Speech Recognition (STT) and Voice Synthesis (TTS)

Overview

To enable your NLP to process audio signals produced by your user, as well as respond in a natural way, it leverages 3rd party vendor ​Speech-to-Text​ (​STT​) and ​Text-to-Speech​ (​TTS​) functionality, respectively.

An overview of the data flow can be found in NLP Orchestration Implementation section.

Audio utterances from the end user are transmitted via ​WebRTC​ and are directed to the desired 3rd party STT API for conversion to text.
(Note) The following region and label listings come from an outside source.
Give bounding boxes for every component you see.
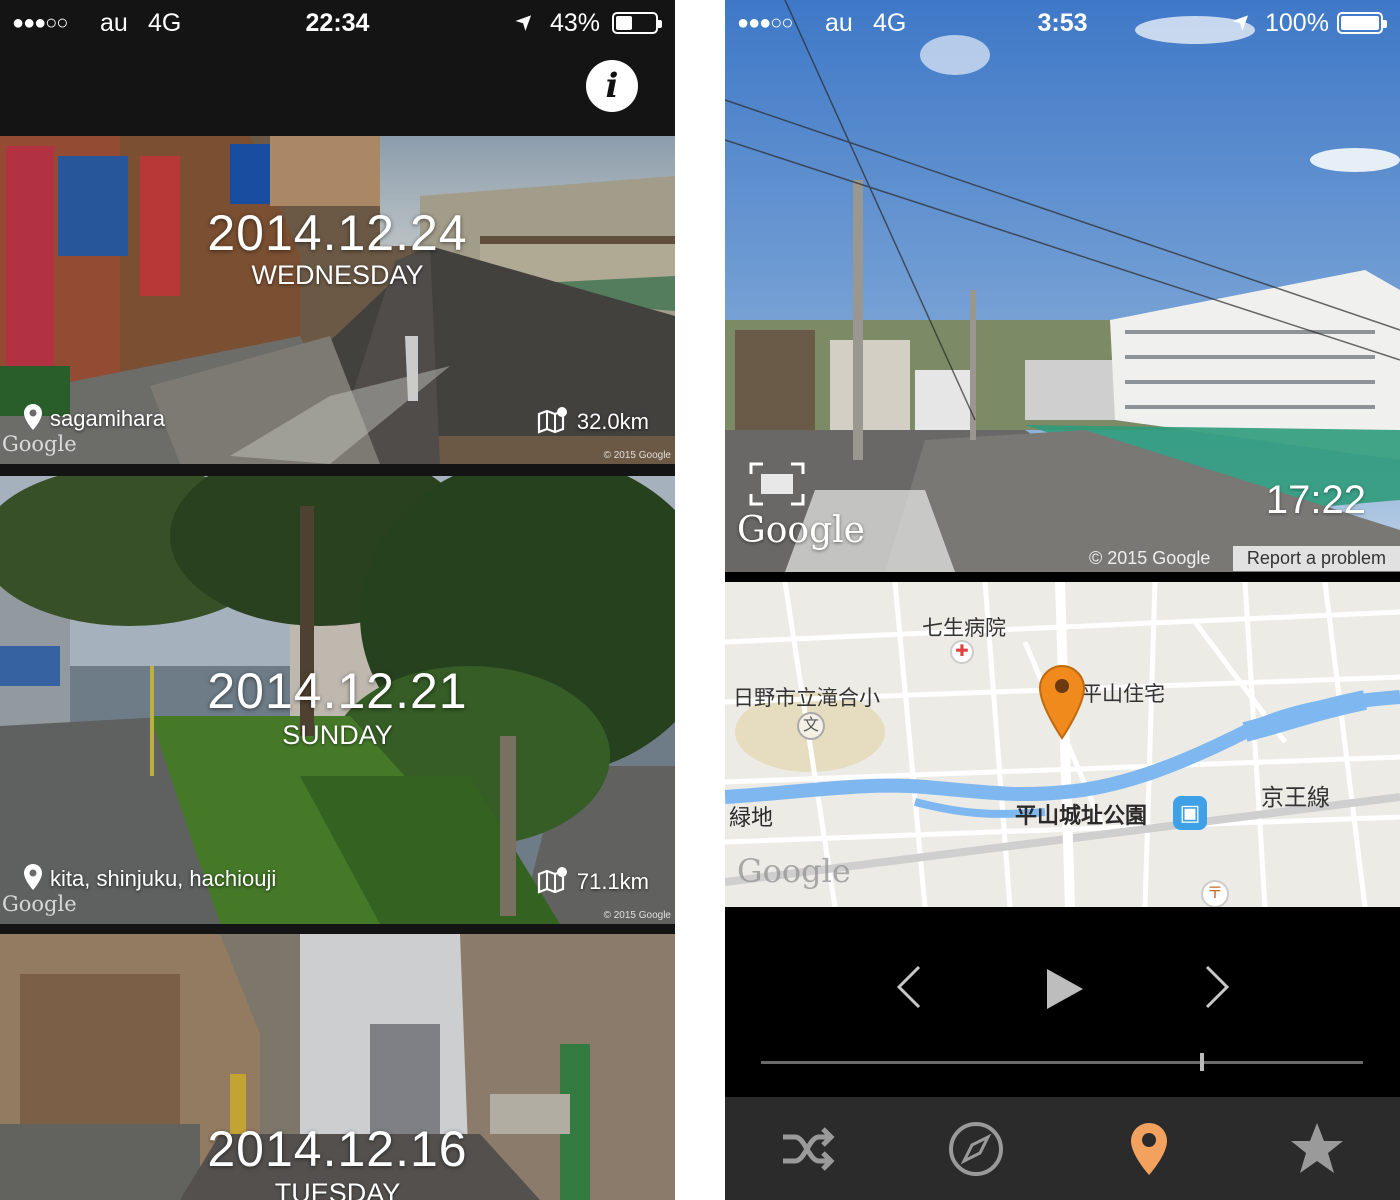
map-icon xyxy=(537,867,567,894)
phone-right-screen: 17:22 Google © 2015 Google Report a prob… xyxy=(725,0,1400,1200)
progress-track[interactable] xyxy=(761,1061,1363,1064)
street-view-time: 17:22 xyxy=(1265,478,1366,522)
battery-icon xyxy=(612,12,662,34)
location-pin-icon xyxy=(24,404,42,430)
card-weekday: SUNDAY xyxy=(282,720,393,750)
history-card[interactable]: 2014.12.24 WEDNESDAY sagamihara 32.0km G… xyxy=(0,136,675,464)
google-watermark: Google xyxy=(737,510,865,551)
map-label-school: 日野市立滝合小 xyxy=(733,686,880,710)
app-header: i xyxy=(0,46,675,136)
battery-icon xyxy=(1337,12,1387,34)
history-card[interactable]: 2014.12.21 SUNDAY kita, shinjuku, hachio… xyxy=(0,476,675,924)
phone-left-screen: ●●●○○ au 4G 22:34 ➤ 43% i 2014.12.24 WED… xyxy=(0,0,675,1200)
map-label-station: 平山城址公園 xyxy=(1015,804,1148,829)
post-office-icon: 〒 xyxy=(1201,880,1229,907)
play-icon[interactable] xyxy=(1043,965,1087,1013)
location-pin-icon[interactable] xyxy=(1119,1119,1179,1179)
card-location-label: kita, shinjuku, hachiouji xyxy=(50,866,277,891)
map-marker-pin-icon[interactable] xyxy=(1038,664,1086,740)
report-problem-link[interactable]: Report a problem xyxy=(1232,546,1400,571)
card-location-label: sagamihara xyxy=(50,406,165,431)
train-station-icon: ▣ xyxy=(1173,796,1207,830)
hospital-icon: ✚ xyxy=(950,640,974,664)
status-bar: ●●●○○ au 4G 3:53 ➤ 100% xyxy=(725,0,1400,46)
google-watermark: Google xyxy=(2,892,77,916)
school-icon: 文 xyxy=(797,712,825,740)
chevron-right-icon[interactable] xyxy=(1201,963,1233,1011)
card-date: 2014.12.24 xyxy=(207,205,468,261)
copyright: © 2015 Google xyxy=(1089,548,1211,568)
card-distance: 32.0km xyxy=(537,406,649,435)
compass-icon[interactable] xyxy=(946,1119,1006,1179)
card-weekday: TUESDAY xyxy=(274,1178,401,1200)
google-watermark: Google xyxy=(737,852,851,890)
copyright: © 2015 Google xyxy=(603,910,671,921)
map-view[interactable]: 七生病院 ✚ 日野市立滝合小 文 平山住宅 緑地 平山城址公園 ▣ 京王線 〒 … xyxy=(725,582,1400,907)
map-label-greenspace: 緑地 xyxy=(729,806,774,831)
card-location: sagamihara xyxy=(24,404,165,432)
tab-bar xyxy=(725,1097,1400,1200)
battery-percent: 100% xyxy=(1265,9,1329,37)
status-bar: ●●●○○ au 4G 22:34 ➤ 43% xyxy=(0,0,675,46)
card-distance-label: 32.0km xyxy=(576,409,649,434)
progress-knob[interactable] xyxy=(1200,1053,1204,1071)
card-date: 2014.12.21 xyxy=(207,663,468,719)
info-button[interactable]: i xyxy=(586,60,638,112)
map-icon xyxy=(537,407,567,434)
location-pin-icon xyxy=(24,864,42,890)
card-weekday: WEDNESDAY xyxy=(251,260,424,290)
history-card[interactable]: 2014.12.16 TUESDAY xyxy=(0,934,675,1200)
map-label-railway: 京王線 xyxy=(1261,785,1330,811)
card-date: 2014.12.16 xyxy=(207,1121,468,1177)
card-distance-label: 71.1km xyxy=(576,869,649,894)
street-view-panorama[interactable]: 17:22 Google © 2015 Google Report a prob… xyxy=(725,0,1400,572)
google-watermark: Google xyxy=(2,432,77,456)
map-label-housing: 平山住宅 xyxy=(1081,682,1165,706)
battery-percent: 43% xyxy=(550,9,601,37)
star-icon[interactable] xyxy=(1287,1119,1347,1179)
map-label-hospital: 七生病院 xyxy=(922,616,1006,640)
card-location: kita, shinjuku, hachiouji xyxy=(24,864,276,892)
shuffle-icon[interactable] xyxy=(777,1119,837,1179)
player-controls xyxy=(725,907,1400,1097)
chevron-left-icon[interactable] xyxy=(893,963,925,1011)
copyright: © 2015 Google xyxy=(603,450,671,461)
fullscreen-icon[interactable] xyxy=(749,462,805,506)
card-distance: 71.1km xyxy=(537,866,649,895)
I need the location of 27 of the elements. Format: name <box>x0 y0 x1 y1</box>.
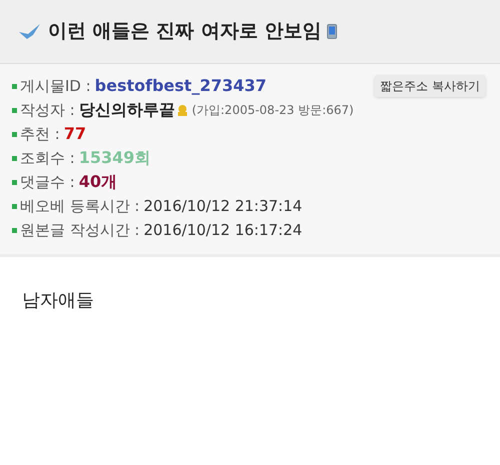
bullet-icon <box>12 180 17 184</box>
bullet-icon <box>12 108 17 112</box>
field-value: 2016/10/12 16:17:24 <box>144 220 302 241</box>
field-value: 15349회 <box>78 147 150 169</box>
field-label: 베오베 등록시간 : <box>20 196 140 217</box>
bullet-icon <box>12 228 17 232</box>
field-value: 당신의하루끝 <box>78 99 175 121</box>
field-label: 게시물ID : <box>20 76 91 97</box>
post-title: 이런 애들은 진짜 여자로 안보임 <box>48 19 322 44</box>
field-value: bestofbest_273437 <box>94 75 266 97</box>
copy-link-button[interactable]: 짧은주소 복사하기 <box>374 75 486 97</box>
post-body: 남자애들 <box>21 289 95 313</box>
bullet-icon <box>12 204 17 208</box>
bullet-icon <box>12 84 17 88</box>
field-label: 원본글 작성시간 : <box>20 220 140 241</box>
field-label: 추천 : <box>20 124 60 145</box>
phone-icon <box>327 24 338 39</box>
join-info: (가입:2005-08-23 방문:667) <box>192 102 354 119</box>
field-value: 77 <box>64 123 86 145</box>
field-value: 2016/10/12 21:37:14 <box>144 196 302 217</box>
field-label: 조회수 : <box>20 148 75 169</box>
bullet-icon <box>12 156 17 160</box>
badge-icon <box>176 104 189 116</box>
field-value: 40개 <box>78 171 118 193</box>
field-label: 작성자 : <box>20 100 75 121</box>
field-label: 댓글수 : <box>20 172 75 193</box>
bullet-icon <box>12 132 17 136</box>
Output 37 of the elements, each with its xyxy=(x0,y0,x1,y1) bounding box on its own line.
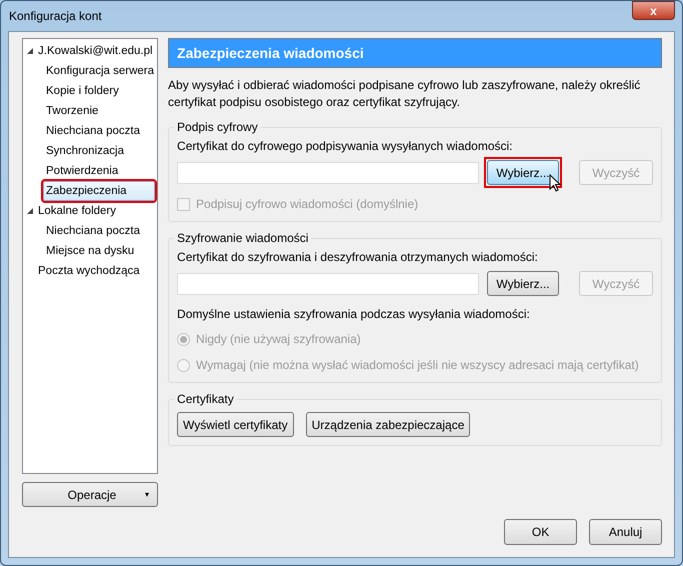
radio-label: Nigdy (nie używaj szyfrowania) xyxy=(196,331,361,348)
certificate-button[interactable]: Wyświetl certyfikaty xyxy=(177,412,294,437)
tree-item[interactable]: Kopie i foldery xyxy=(43,81,156,101)
close-button[interactable]: x xyxy=(632,1,675,20)
certificate-field[interactable] xyxy=(177,162,480,184)
certificate-field[interactable] xyxy=(177,272,480,294)
certificate-button[interactable]: Urządzenia zabezpieczające xyxy=(306,412,470,437)
tree-item[interactable]: J.Kowalski@wit.edu.pl xyxy=(35,41,156,61)
description-text: Aby wysyłać i odbierać wiadomości podpisane cyfrowo lub zaszyfrowane, należy określić certyfikat podpisu osobistego oraz certyfikat szyfrujący. xyxy=(168,77,642,111)
select-button[interactable]: Wybierz... xyxy=(487,160,560,185)
field-label: Certyfikat do cyfrowego podpisywania wysyłanych wiadomości: xyxy=(177,138,514,154)
tree-item[interactable]: Lokalne foldery xyxy=(35,201,156,221)
cursor-icon xyxy=(549,174,562,193)
group-title: Certyfikaty xyxy=(174,391,237,407)
tree-item[interactable]: Potwierdzenia xyxy=(43,161,156,181)
tree-item[interactable]: Synchronizacja xyxy=(43,141,156,161)
window-title: Konfiguracja kont xyxy=(8,8,103,25)
select-button[interactable]: Wybierz... xyxy=(487,271,560,296)
tree-item[interactable]: Niechciana poczta xyxy=(43,121,156,141)
tree-item[interactable]: Niechciana poczta xyxy=(43,221,156,241)
dialog-button[interactable]: OK xyxy=(504,519,578,545)
tree-item[interactable]: Miejsce na dysku xyxy=(43,241,156,261)
tree-item[interactable]: Poczta wychodząca xyxy=(35,261,156,281)
tree-item[interactable]: Tworzenie xyxy=(43,101,156,121)
expand-arrow-icon[interactable] xyxy=(27,48,33,54)
dialog-button[interactable]: Anuluj xyxy=(589,519,662,545)
operations-button[interactable]: Operacje ▾ xyxy=(22,482,158,507)
tree-item[interactable]: Konfiguracja serwera xyxy=(43,61,156,81)
radio-label: Wymagaj (nie można wysłać wiadomości jeśli nie wszyscy adresaci mają certyfikat) xyxy=(196,357,639,374)
checkbox-label: Podpisuj cyfrowo wiadomości (domyślnie) xyxy=(196,196,418,213)
defaults-label: Domyślne ustawienia szyfrowania podczas wysyłania wiadomości: xyxy=(177,306,531,322)
page-header: Zabezpieczenia wiadomości xyxy=(168,38,662,68)
group-title: Podpis cyfrowy xyxy=(174,119,261,135)
tree-item[interactable]: Zabezpieczenia xyxy=(43,181,156,201)
group-title: Szyfrowanie wiadomości xyxy=(174,230,312,246)
field-label: Certyfikat do szyfrowania i deszyfrowania otrzymanych wiadomości: xyxy=(177,249,539,265)
expand-arrow-icon[interactable] xyxy=(27,208,33,214)
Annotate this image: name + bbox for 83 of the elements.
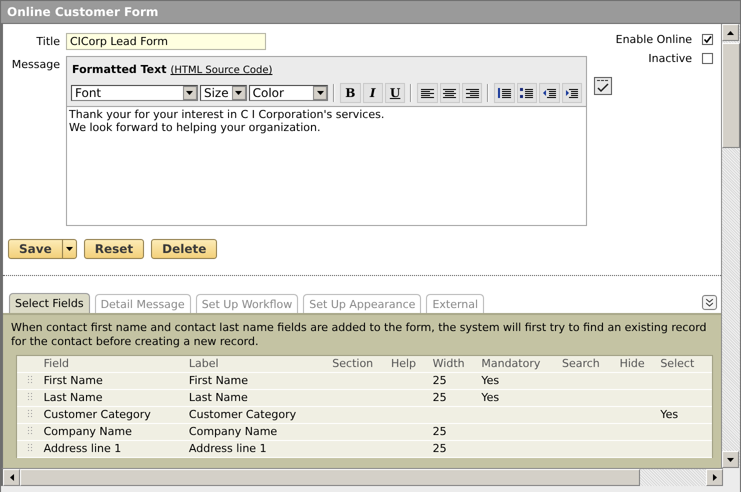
scrollbar-thumb[interactable] (722, 43, 740, 148)
field-label: Message (10, 57, 60, 71)
column-header[interactable]: Width (432, 356, 482, 372)
tab[interactable]: Set Up Appearance (303, 294, 422, 313)
left-arrow-icon (10, 474, 14, 481)
table-cell: Last Name (44, 391, 102, 404)
outdent-icon (542, 87, 556, 99)
scroll-right-button[interactable] (706, 469, 723, 486)
column-header[interactable]: Field (44, 356, 189, 372)
align-center-icon (443, 87, 456, 99)
table-cell: Yes (660, 408, 678, 421)
table-cell: 25 (432, 442, 447, 455)
bold-button[interactable]: B (340, 83, 361, 103)
right-arrow-icon (712, 474, 716, 481)
caret-icon (66, 247, 73, 251)
italic-button[interactable]: I (362, 83, 383, 103)
dropdown-arrow-icon (316, 91, 324, 95)
font-dropdown[interactable]: Font (71, 85, 198, 101)
column-header[interactable]: Label (188, 356, 332, 372)
align-center-button[interactable] (440, 83, 460, 103)
underline-button[interactable]: U (384, 83, 406, 103)
align-right-icon (466, 87, 479, 99)
scroll-left-button[interactable] (3, 469, 20, 486)
column-header[interactable]: Help (390, 356, 433, 372)
column-header[interactable]: Section (332, 356, 391, 372)
indent-icon (565, 87, 578, 99)
align-right-button[interactable] (462, 83, 482, 103)
table-cell: Company Name (44, 425, 132, 438)
title-input[interactable]: CICorp Lead Form (66, 33, 266, 50)
message-editor[interactable]: Thank your for your interest in C I Corporation's services. We look forward to helping your organization. (67, 106, 586, 225)
spellcheck-icon[interactable] (594, 77, 612, 95)
table-cell: Company Name (188, 425, 278, 438)
column-header[interactable]: Select (660, 356, 712, 372)
table-cell: 25 (432, 391, 447, 404)
window-title: Online Customer Form (1, 1, 740, 24)
table-cell: Address line 1 (44, 442, 122, 455)
save-menu-button[interactable] (62, 240, 76, 258)
tab[interactable]: Select Fields (9, 293, 90, 313)
column-header[interactable]: Search (562, 356, 620, 372)
scrollbar-thumb[interactable] (20, 469, 640, 486)
align-left-icon (420, 87, 434, 99)
color-dropdown[interactable]: Color (248, 85, 328, 101)
table-cell: Yes (481, 391, 500, 404)
table-cell: First Name (44, 374, 103, 387)
numbered-list-button[interactable] (494, 83, 515, 103)
bullet-list-icon (520, 87, 534, 99)
table-cell: 25 (432, 425, 447, 438)
up-arrow-icon (727, 30, 734, 34)
checkbox[interactable] (702, 34, 714, 45)
bullet-list-button[interactable] (516, 83, 538, 103)
editor-mode-label: Formatted Text (72, 63, 166, 76)
scroll-up-button[interactable] (722, 24, 740, 41)
outdent-button[interactable] (539, 83, 560, 103)
collapse-button[interactable] (702, 295, 718, 310)
action-button[interactable]: Reset (84, 239, 144, 259)
info-text: When contact first name and contact last name fields are added to the form, the system will first try to find an existing record for the contact before creating a new record. (10, 320, 708, 350)
down-arrow-icon (727, 458, 734, 462)
dropdown-arrow-icon (186, 91, 194, 95)
table-cell: Last Name (188, 391, 248, 404)
align-left-button[interactable] (417, 83, 438, 103)
numbered-list-icon (498, 87, 512, 99)
checkbox[interactable] (702, 53, 714, 64)
table-cell: 25 (432, 374, 447, 387)
field-label: Title (35, 34, 60, 48)
scroll-down-button[interactable] (722, 451, 740, 468)
column-header[interactable]: Mandatory (481, 356, 562, 372)
tab[interactable]: Set Up Workflow (196, 294, 298, 313)
dropdown-arrow-icon (235, 91, 242, 95)
html-source-link[interactable]: (HTML Source Code) (170, 65, 272, 76)
size-dropdown[interactable]: Size (200, 85, 247, 101)
action-button[interactable]: Delete (151, 239, 218, 259)
option-label: Enable Online (616, 33, 692, 46)
tab[interactable]: External (426, 294, 484, 313)
table-cell: Customer Category (44, 408, 151, 421)
double-chevron-icon (706, 298, 714, 306)
table-cell: First Name (188, 374, 248, 387)
option-label: Inactive (648, 52, 692, 65)
table-cell: Yes (481, 374, 500, 387)
indent-button[interactable] (562, 83, 582, 103)
table-cell: Address line 1 (188, 442, 267, 455)
tab[interactable]: Detail Message (94, 294, 191, 313)
column-header[interactable]: Hide (620, 356, 660, 372)
table-cell: Customer Category (188, 408, 296, 421)
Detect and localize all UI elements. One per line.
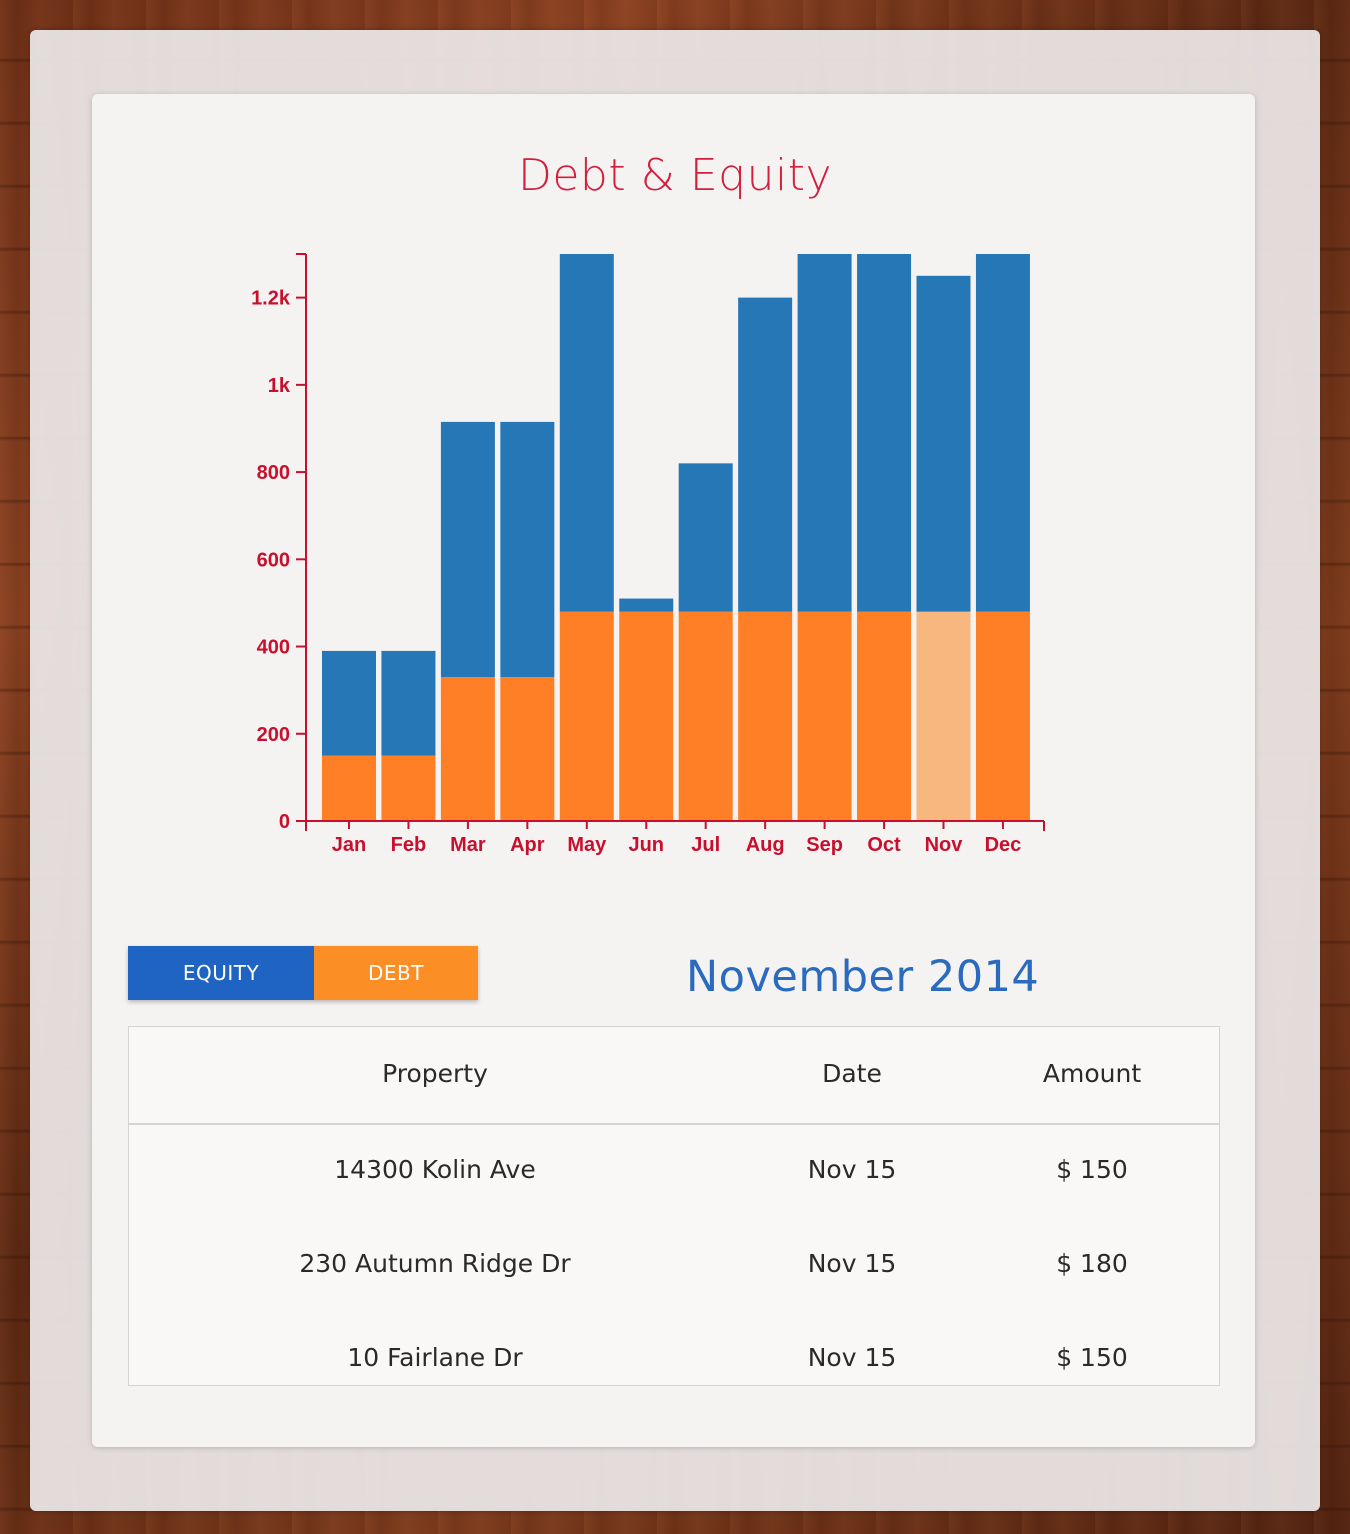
transactions-table: Property Date Amount 14300 Kolin Ave Nov… (128, 1026, 1220, 1386)
y-tick-label-400: 400 (257, 637, 290, 659)
x-tick-label-may: May (567, 834, 607, 856)
row-date: Nov 15 (807, 1249, 897, 1278)
x-tick-label-jan: Jan (332, 834, 366, 856)
bar-equity-dec[interactable] (975, 254, 1030, 612)
x-tick-label-aug: Aug (746, 834, 785, 856)
y-tick-label-600: 600 (257, 549, 290, 571)
bar-equity-apr[interactable] (500, 421, 555, 678)
bar-equity-nov[interactable] (916, 275, 971, 612)
table-header: Property Date Amount (129, 1027, 1219, 1125)
series-toggle: EQUITY DEBT (128, 946, 478, 1000)
header-property[interactable]: Property (235, 1059, 635, 1088)
y-tick-label-0: 0 (279, 811, 290, 833)
bar-debt-apr[interactable] (500, 677, 555, 821)
y-tick-label-200: 200 (257, 724, 290, 746)
bar-equity-aug[interactable] (738, 297, 793, 612)
x-tick-label-oct: Oct (867, 834, 901, 856)
bar-equity-jan[interactable] (322, 650, 376, 756)
period-title: November 2014 (686, 952, 1040, 1002)
bar-debt-sep[interactable] (797, 611, 852, 821)
bar-equity-jul[interactable] (678, 463, 733, 612)
row-amount: $ 150 (1056, 1155, 1128, 1184)
x-tick-label-jul: Jul (691, 834, 720, 856)
row-amount: $ 180 (1056, 1249, 1128, 1278)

The resulting text is then directed to the NLP, as the end user query and processed.

Soul Machines supports Google,​ IBM, AWS and Microsoft ​​STT services.
Soul Machines also supports phrase hints (Google and AWS) for STT services. Phrase hints increase the likelihood that the STT will correctly transcribe domain-specific words and phrases, refer to  the relevant 3rd party vendor documentation. Your Soul Machines technical contact can help with this.

Text responses generated by the NLP are first pre-processed by your Soul Machines Persona Server for parsing of ​Emotional Markup Language​ (​EML​), with the remaining static text processed by the TTS service. The final output is the voiced content, uttered by your Digital Person​. Soul Machines​ supports ​Google, ​Microsoft, and ​AWS Polly ​TTS services. Soul Machines supports a number of voice services configuration options including; language, accent, speed of dialogue, and other voice components.

The entire speech stack (STT/NLP/TTS) is hosted by the Soul Machines customer’s chosen provider, and API keys for these services must be provided to Soul Machines, as described in the NLP Integration​​ section.